This book will be released in June 2025.
Pre-orders are charged at time of order and the book will be posted to you as soon as it becomes available.
UK postage is 99 pence per order.
For anyone Welsh who has picked up a bat or watched Glamorgan.
Matches against the touring teams from overseas were the undoubted highlight of Glamorgan county’s fixture list. The three-day games against the international stars allowed the club’s avid supporters, plus those with a more general sporting interest, a chance to watch in the flesh some of the greatest names in world cricket play on Welsh soil.
In The Extra Test, Andrew Hignell places the touring matches in the historical narrative of the history of Glamorgan County Cricket Club, besides their wider context within the social and sporting heritage of Wales, its national consciousness and culture.
This book is a celebration of bygone times, in the modern history of the domestic game. It is also a tribute to the richly appreciated efforts of the overseas stars in their matches with Glamorgan. The Celtic fervour and uninhibited displays of nationalism, especially in the matches at the St. Helens ground in Swansea, meant that there was an additional dimension to the matches between Glamorgan and the touring teams, in the words of Richie Benaud, the great Australian captain – and later the world-famous broadcaster – who said, "this match with Glamorgan is like an extra Test in our series on tour."

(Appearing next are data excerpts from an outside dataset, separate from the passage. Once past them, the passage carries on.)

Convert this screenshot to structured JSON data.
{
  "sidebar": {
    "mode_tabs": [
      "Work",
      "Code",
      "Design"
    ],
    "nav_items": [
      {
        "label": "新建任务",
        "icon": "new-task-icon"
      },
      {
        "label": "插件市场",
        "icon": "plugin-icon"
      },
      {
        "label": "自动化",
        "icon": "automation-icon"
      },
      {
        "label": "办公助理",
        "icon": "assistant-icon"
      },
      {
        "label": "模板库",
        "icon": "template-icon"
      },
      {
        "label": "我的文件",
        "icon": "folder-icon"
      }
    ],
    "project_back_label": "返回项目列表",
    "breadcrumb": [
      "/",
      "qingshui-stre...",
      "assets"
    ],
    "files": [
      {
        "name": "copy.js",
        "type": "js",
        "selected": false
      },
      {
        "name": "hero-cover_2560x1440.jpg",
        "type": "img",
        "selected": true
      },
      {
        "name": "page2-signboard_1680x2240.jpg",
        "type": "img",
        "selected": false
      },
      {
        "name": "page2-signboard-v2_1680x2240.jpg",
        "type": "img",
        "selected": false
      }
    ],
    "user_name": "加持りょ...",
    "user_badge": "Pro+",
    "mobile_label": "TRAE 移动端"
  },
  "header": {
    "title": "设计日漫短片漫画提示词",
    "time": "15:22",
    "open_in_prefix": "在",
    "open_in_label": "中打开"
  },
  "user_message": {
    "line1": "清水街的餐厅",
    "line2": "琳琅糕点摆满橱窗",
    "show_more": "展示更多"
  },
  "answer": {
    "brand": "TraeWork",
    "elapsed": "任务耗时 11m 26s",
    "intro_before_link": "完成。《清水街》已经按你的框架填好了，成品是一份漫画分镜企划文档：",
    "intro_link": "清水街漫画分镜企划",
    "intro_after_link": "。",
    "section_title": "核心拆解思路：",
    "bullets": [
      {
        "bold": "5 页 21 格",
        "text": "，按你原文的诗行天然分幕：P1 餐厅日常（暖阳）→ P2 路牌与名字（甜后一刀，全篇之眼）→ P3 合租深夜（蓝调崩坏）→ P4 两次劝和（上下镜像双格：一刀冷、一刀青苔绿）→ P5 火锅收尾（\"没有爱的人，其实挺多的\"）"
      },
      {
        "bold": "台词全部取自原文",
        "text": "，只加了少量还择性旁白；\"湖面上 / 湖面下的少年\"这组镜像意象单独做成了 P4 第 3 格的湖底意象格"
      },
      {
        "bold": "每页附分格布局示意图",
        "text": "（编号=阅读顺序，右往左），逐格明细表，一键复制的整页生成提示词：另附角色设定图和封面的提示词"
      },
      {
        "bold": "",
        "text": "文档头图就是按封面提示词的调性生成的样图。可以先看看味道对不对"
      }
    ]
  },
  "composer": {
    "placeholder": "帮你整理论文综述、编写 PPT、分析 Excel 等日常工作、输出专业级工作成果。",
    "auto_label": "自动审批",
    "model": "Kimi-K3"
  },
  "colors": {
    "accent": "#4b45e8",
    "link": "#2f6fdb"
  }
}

The memories and records here also commemorate the end of cricket at St. Helen’s which, ever since its creation in 1875, had seen the game co-exist with rugby. But the summer of 2025 is the last before the pitches where Glamorgan defeated the 1936 Indians, the 1937 New Zealanders, the 1951 South Africans, both the 1964 and 1968 Australians as well as the 1971 Pakistanis, disappear as part of a multi-million-pound redevelopment scheme for regional rugby.
For those living in Wales, as well as Welsh folk exiled elsewhere, the disappearance of the St. Helen’s cricket ground at the end of the 2025 season is a moment to reflect on the good times, remembering sunny afternoons sat enraptured as the likes of Wilf Wooller, Tony Lewis, Don Shepherd and Alan Jones locked horns with the Test Match stars whilst wearing the daffodil sweaters of Glamorgan.

Andrew Hignell has been Glamorgan's Statistician and Archivist since 1982. For over twenty-five years he combined a career as a teacher with working on radio commentaries for BBC Radio Wales on the home and away matches of Glamorgan. In 2004 he became the Heritage and Education Co-Ordinator at Glamorgan Cricket, where he manages the Museum of Welsh Cricket at Sophia Gardens in Cardiff.